Tell me more about yourself…

SR: My name is Stephanie Rodriguez. I'm from New York City, the Bronx. I'm a first-generation Dominican American. I spent a lot of my childhood surrounded by art and went to art school, so that's pretty much how I ended up where I am now as a creative.


I wanted to learn more about how you got into photography, and what you do creatively. Could you share what your journey to this point has been?

SR: I grew up dancing. I never had an inclination towards anything photography or film-related in the way that I do now. It wasn’t until one day, I realized that I kind of felt embarrassed about performing and being in front of the camera or being in front of an audience. I found so much more pleasure and joy in working backstage and helping things come to life. Rather than being like the muse or subject. So I began stage managing for like, class plays or mainstage productions in high school, and I was like, yeah, I really like this behind the scenes stuff. One day, someone that went to my school photographed my friends and I together with a camera, and I was like, Oh, my God, this looks so professional. I got my first Polaroid film camera and was just taking pictures of everyone around me. After that, I was like, I want an actual digital camera. And the rest just led me here. I started shooting different mediums and different people, got into some video work and started watching films differently. More critically to be specific, you know, for more than just entertainment. It was like learning, and I just fell in love with it.


You mentioned a bit earlier that you grew up in The Bronx - Could you share what the experience of growing up in NYC has been and whether it’s had any influence on your practice?

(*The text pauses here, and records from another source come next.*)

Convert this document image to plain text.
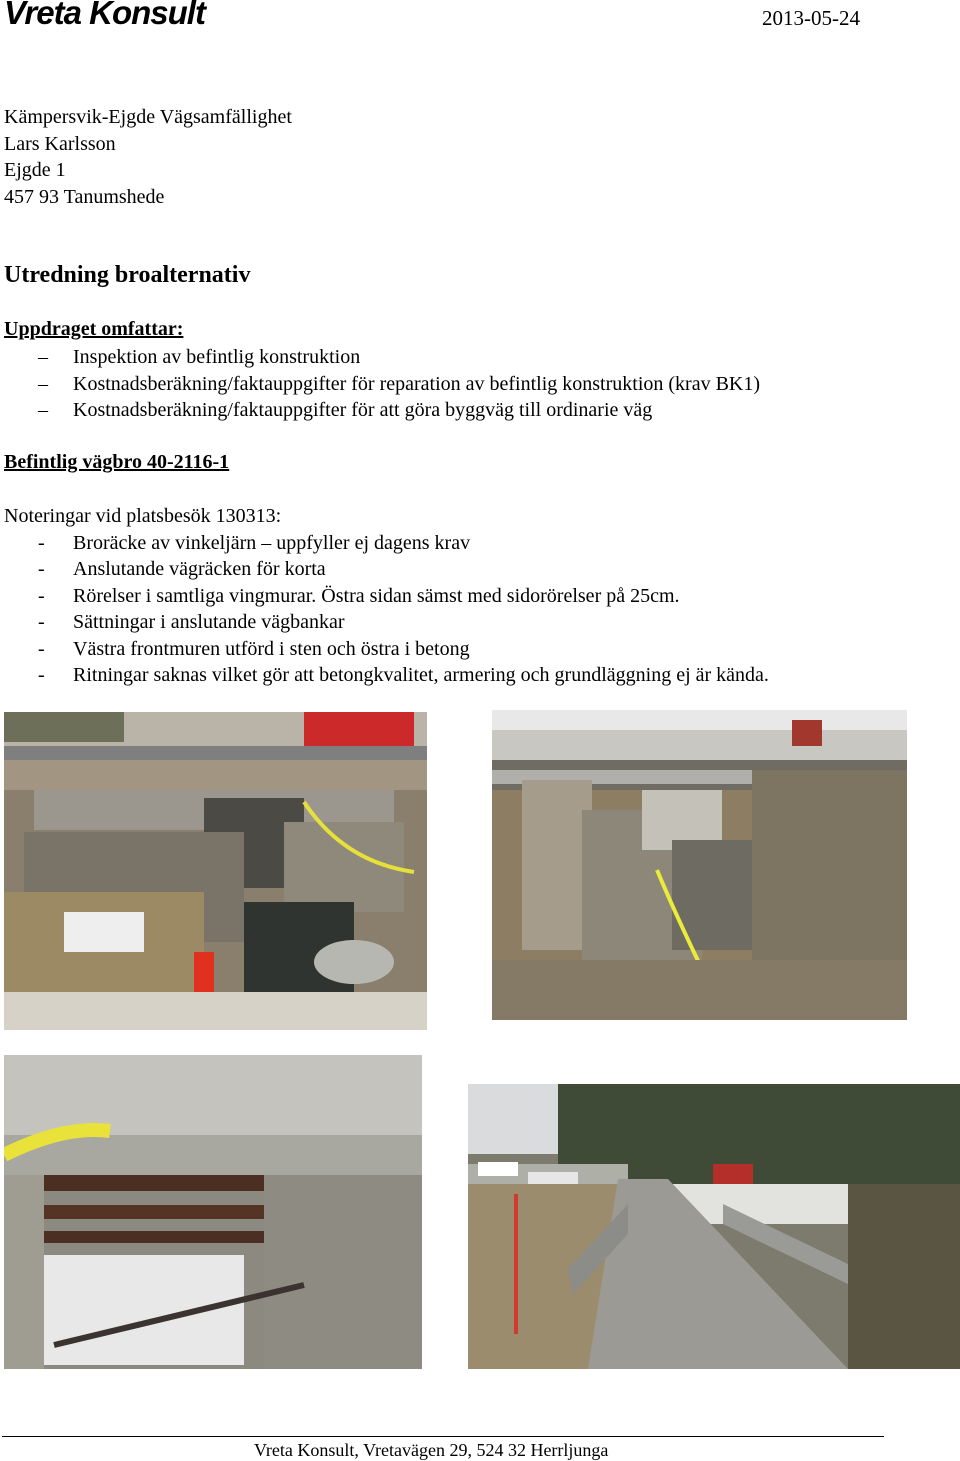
Vreta Konsult	2013-05-24
Kämpersvik-Ejgde Vägsamfällighet
Lars Karlsson
Ejgde 1
457 93 Tanumshede
Utredning broalternativ
Uppdraget omfattar:
– Inspektion av befintlig konstruktion
– Kostnadsberäkning/faktauppgifter för reparation av befintlig konstruktion (krav BK1)
– Kostnadsberäkning/faktauppgifter för att göra byggväg till ordinarie väg
Befintlig vägbro 40-2116-1
Noteringar vid platsbesök 130313:
- Broräcke av vinkeljärn – uppfyller ej dagens krav
- Anslutande vägräcken för korta
- Rörelser i samtliga vingmurar. Östra sidan sämst med sidorörelser på 25cm.
- Sättningar i anslutande vägbankar
- Västra frontmuren utförd i sten och östra i betong
- Ritningar saknas vilket gör att betongkvalitet, armering och grundläggning ej är kända.
Vreta Konsult, Vretavägen 29, 524 32 Herrljunga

SR: Yeah, it's interesting because I wish I could answer in a way where I could say it was always inspiring, and everything around me pushed me to be creative. But I think that was the reality for later points in my life. In the beginning, it was definitely harder to find a creative outlet even though I was in art school. Because I went to school in the Bronx, and there wasn't a lot of funding for the departments that I was a part of, it was just harder to find resources that allowed me to grow as an individual and as an artist. I will say that once I went to high school and I went to school in Manhattan in the Times Square area with all the theaters for Broadway and all these different people from different boroughs and different teachers that had come from different places, I was opened up a lot more to the creative world, even if it was musical theater and wasn't my forte. In college, I go to Parsons School of Design. I 100% now see how the city pushes artists in ways that I didn't see before when I was younger. And meeting people from different places and having that human connection and learning from others, while also learning what type of person I am in creative spaces and around other creative people. It's helped me overall to like to understand myself and the things I'm passionate about, on a higher level.

Work by: Stephanie Rodriguez


What's the experience been like being in art school, and have you found it to be beneficial to your work?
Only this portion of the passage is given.